Yes. That assumes Seminole is in service, but you guys, just like everybody else, I mean, we have our cost of what the next tranche is.
Got it. Thanks. That helps.
Thank you. Our next question comes from Michael Lapides from Goldman Sachs. Please go ahead.
Hey, guys. Thanks for taking my question and congrats everybody on the executive announcements. I hate to ask this one it's obviously very unfortunate and very scary globally. But are you seeing in January at all an impact in the export markets yet for either crude or NGLs, given what's going on in China and how it's impacting business and how it's impacting demand in China. Can you just kind of talk about what you've seen over the last couple of weeks and how you think about the range of impacts on including on your guidance levels for and your outlook levels for how you're thinking about 2020?
Yes, this is Brent. So the quick answer is we haven't seen an impact in terms of volumes. We haven't seen an impact in terms of fees at the dock. And whether it's freight rates or whether it's this, I mean, there's things that happen. And I think that what you'll see on our system, it's no different when we pick out tranches to move from Midland to Houston.
The people that are the most cost efficient are going to move the volumes. And so the people who are the least cost efficient start turning off or start decreasing volumes and will look at different markets and look at different operators and look at different lack of integration of one owner. And my guess is those are the ones who are probably going to experience that sort of situation first. The ones that are most cost efficient will continue to move the volumes.
Got it. Thank you. One quick follow-up. In the quarter, you talked about Midland to ECHO 1 a little bit in the release. Can you just give a little more detail in terms of kind of what's happening on the pricing or tariff side there relative to either the prior quarter or prior year?
This is Brent again. I mean in terms of tariff, I mean it's In terms of how the economics work on that, my personal opinion, I think ship owners win because things get less efficient from a shipping perspective. But ultimately, it's consumers or the producers of the product that ultimately bear that cost.
Got it. Thanks, guys. Much appreciated. And I will obviously follow-up offline with Randy and team. Thanks.
Dylan, this is Randy Burkhalter. We have time for one more question, please.
Sure. Thank you, sir. Our last question comes from Danilo Juvein from BMO Capital Markets. Please go ahead.
Good morning. Thank you for squeezing me in. One question on Coherity here. How are you guys thinking about the buyback relative to the 2% of CFFO if you take out the oil tanking units in cash versus equity. Does that change that calculus for you?
Yes. I mean, in our mind, that would be applying I mean, you could come in and say that's applying some of the buyback against the OTA. In our mind, to the extent that we use cash consideration on the OTA transaction, that essentially would be a buyback.

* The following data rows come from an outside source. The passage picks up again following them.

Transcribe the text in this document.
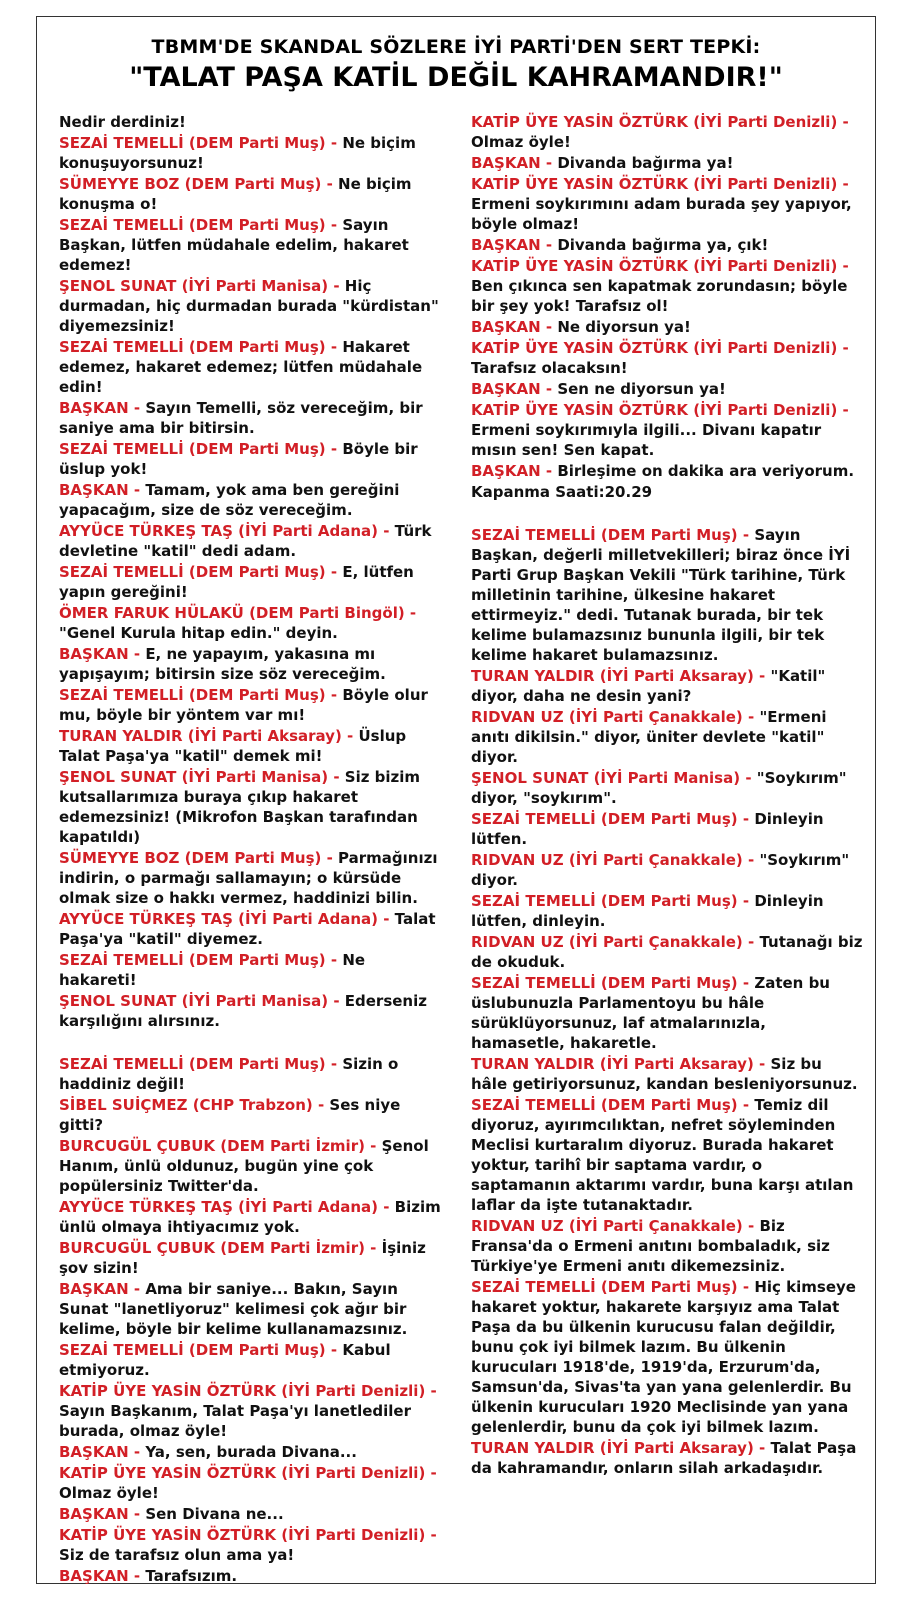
TBMM'DE SKANDAL SÖZLERE İYİ PARTİ'DEN SERT TEPKİ:
"TALAT PAŞA KATİL DEĞİL KAHRAMANDIR!"

Nedir derdiniz!

SEZAİ TEMELLİ (DEM Parti Muş) - Ne biçim konuşuyorsunuz!

SÜMEYYE BOZ (DEM Parti Muş) - Ne biçim konuşma o!

SEZAİ TEMELLİ (DEM Parti Muş) - Sayın Başkan, lütfen müdahale edelim, hakaret edemez!

ŞENOL SUNAT (İYİ Parti Manisa) - Hiç durmadan, hiç durmadan burada "kürdistan" diyemezsiniz!

SEZAİ TEMELLİ (DEM Parti Muş) - Hakaret edemez, hakaret edemez; lütfen müdahale edin!

BAŞKAN - Sayın Temelli, söz vereceğim, bir saniye ama bir bitirsin.

SEZAİ TEMELLİ (DEM Parti Muş) - Böyle bir üslup yok!

BAŞKAN - Tamam, yok ama ben gereğini yapacağım, size de söz vereceğim.

AYYÜCE TÜRKEŞ TAŞ (İYİ Parti Adana) - Türk devletine "katil" dedi adam.

SEZAİ TEMELLİ (DEM Parti Muş) - E, lütfen yapın gereğini!

ÖMER FARUK HÜLAKÜ (DEM Parti Bingöl) - "Genel Kurula hitap edin." deyin.

BAŞKAN - E, ne yapayım, yakasına mı yapışayım; bitirsin size söz vereceğim.

SEZAİ TEMELLİ (DEM Parti Muş) - Böyle olur mu, böyle bir yöntem var mı!

TURAN YALDIR (İYİ Parti Aksaray) - Üslup Talat Paşa'ya "katil" demek mi!

ŞENOL SUNAT (İYİ Parti Manisa) - Siz bizim kutsallarımıza buraya çıkıp hakaret edemezsiniz! (Mikrofon Başkan tarafından kapatıldı)

SÜMEYYE BOZ (DEM Parti Muş) - Parmağınızı indirin, o parmağı sallamayın; o kürsüde olmak size o hakkı vermez, haddinizi bilin.

AYYÜCE TÜRKEŞ TAŞ (İYİ Parti Adana) - Talat Paşa'ya "katil" diyemez.

SEZAİ TEMELLİ (DEM Parti Muş) - Ne hakareti!

ŞENOL SUNAT (İYİ Parti Manisa) - Ederseniz karşılığını alırsınız.

SEZAİ TEMELLİ (DEM Parti Muş) - Sizin o haddiniz değil!

SİBEL SUİÇMEZ (CHP Trabzon) - Ses niye gitti?

BURCUGÜL ÇUBUK (DEM Parti İzmir) - Şenol Hanım, ünlü oldunuz, bugün yine çok popülersiniz Twitter'da.

AYYÜCE TÜRKEŞ TAŞ (İYİ Parti Adana) - Bizim ünlü olmaya ihtiyacımız yok.

BURCUGÜL ÇUBUK (DEM Parti İzmir) - İşiniz şov sizin!

BAŞKAN - Ama bir saniye... Bakın, Sayın Sunat "lanetliyoruz" kelimesi çok ağır bir kelime, böyle bir kelime kullanamazsınız.

SEZAİ TEMELLİ (DEM Parti Muş) - Kabul etmiyoruz.

KATİP ÜYE YASİN ÖZTÜRK (İYİ Parti Denizli) - Sayın Başkanım, Talat Paşa'yı lanetlediler burada, olmaz öyle!

BAŞKAN - Ya, sen, burada Divana...

KATİP ÜYE YASİN ÖZTÜRK (İYİ Parti Denizli) - Olmaz öyle!

BAŞKAN - Sen Divana ne...

KATİP ÜYE YASİN ÖZTÜRK (İYİ Parti Denizli) - Siz de tarafsız olun ama ya!

BAŞKAN - Tarafsızım.

KATİP ÜYE YASİN ÖZTÜRK (İYİ Parti Denizli) - Olmaz öyle!

BAŞKAN - Divanda bağırma ya!

KATİP ÜYE YASİN ÖZTÜRK (İYİ Parti Denizli) - Ermeni soykırımını adam burada şey yapıyor, böyle olmaz!

BAŞKAN - Divanda bağırma ya, çık!

KATİP ÜYE YASİN ÖZTÜRK (İYİ Parti Denizli) - Ben çıkınca sen kapatmak zorundasın; böyle bir şey yok! Tarafsız ol!

BAŞKAN - Ne diyorsun ya!

KATİP ÜYE YASİN ÖZTÜRK (İYİ Parti Denizli) - Tarafsız olacaksın!

BAŞKAN - Sen ne diyorsun ya!

KATİP ÜYE YASİN ÖZTÜRK (İYİ Parti Denizli) - Ermeni soykırımıyla ilgili... Divanı kapatır mısın sen! Sen kapat.

BAŞKAN - Birleşime on dakika ara veriyorum.

Kapanma Saati:20.29

SEZAİ TEMELLİ (DEM Parti Muş) - Sayın Başkan, değerli milletvekilleri; biraz önce İYİ Parti Grup Başkan Vekili "Türk tarihine, Türk milletinin tarihine, ülkesine hakaret ettirmeyiz." dedi. Tutanak burada, bir tek kelime bulamazsınız bununla ilgili, bir tek kelime hakaret bulamazsınız.

TURAN YALDIR (İYİ Parti Aksaray) - "Katil" diyor, daha ne desin yani?

RIDVAN UZ (İYİ Parti Çanakkale) - "Ermeni anıtı dikilsin." diyor, üniter devlete "katil" diyor.

ŞENOL SUNAT (İYİ Parti Manisa) - "Soykırım" diyor, "soykırım".

SEZAİ TEMELLİ (DEM Parti Muş) - Dinleyin lütfen.

RIDVAN UZ (İYİ Parti Çanakkale) - "Soykırım" diyor.

SEZAİ TEMELLİ (DEM Parti Muş) - Dinleyin lütfen, dinleyin.

RIDVAN UZ (İYİ Parti Çanakkale) - Tutanağı biz de okuduk.

SEZAİ TEMELLİ (DEM Parti Muş) - Zaten bu üslubunuzla Parlamentoyu bu hâle sürüklüyorsunuz, laf atmalarınızla, hamasetle, hakaretle.

TURAN YALDIR (İYİ Parti Aksaray) - Siz bu hâle getiriyorsunuz, kandan besleniyorsunuz.

SEZAİ TEMELLİ (DEM Parti Muş) - Temiz dil diyoruz, ayırımcılıktan, nefret söyleminden Meclisi kurtaralım diyoruz. Burada hakaret yoktur, tarihî bir saptama vardır, o saptamanın aktarımı vardır, buna karşı atılan laflar da işte tutanaktadır.

RIDVAN UZ (İYİ Parti Çanakkale) - Biz Fransa'da o Ermeni anıtını bombaladık, siz Türkiye'ye Ermeni anıtı dikemezsiniz.

SEZAİ TEMELLİ (DEM Parti Muş) - Hiç kimseye hakaret yoktur, hakarete karşıyız ama Talat Paşa da bu ülkenin kurucusu falan değildir, bunu çok iyi bilmek lazım. Bu ülkenin kurucuları 1918'de, 1919'da, Erzurum'da, Samsun'da, Sivas'ta yan yana gelenlerdir. Bu ülkenin kurucuları 1920 Meclisinde yan yana gelenlerdir, bunu da çok iyi bilmek lazım.

TURAN YALDIR (İYİ Parti Aksaray) - Talat Paşa da kahramandır, onların silah arkadaşıdır.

Got you. That's it for me. Thank you.
Thank you. Dylan, if you would, would you give our listeners the replay information?
Sure. Thank you, sir. This call is available for replay starting today, 30, 1 p. M. Through February 6 at 11:59 p.
M. To access the replay, you will need to dial 1-eight hundred- 585-eight thousand three hundred and sixty seven and enter the replay code 9,596,106. Again, the dial in number is 800-585-8367, replay code 9,596,106.
Thank you. We'd like to thank everyone for joining us today and that ends the call. Have a good day.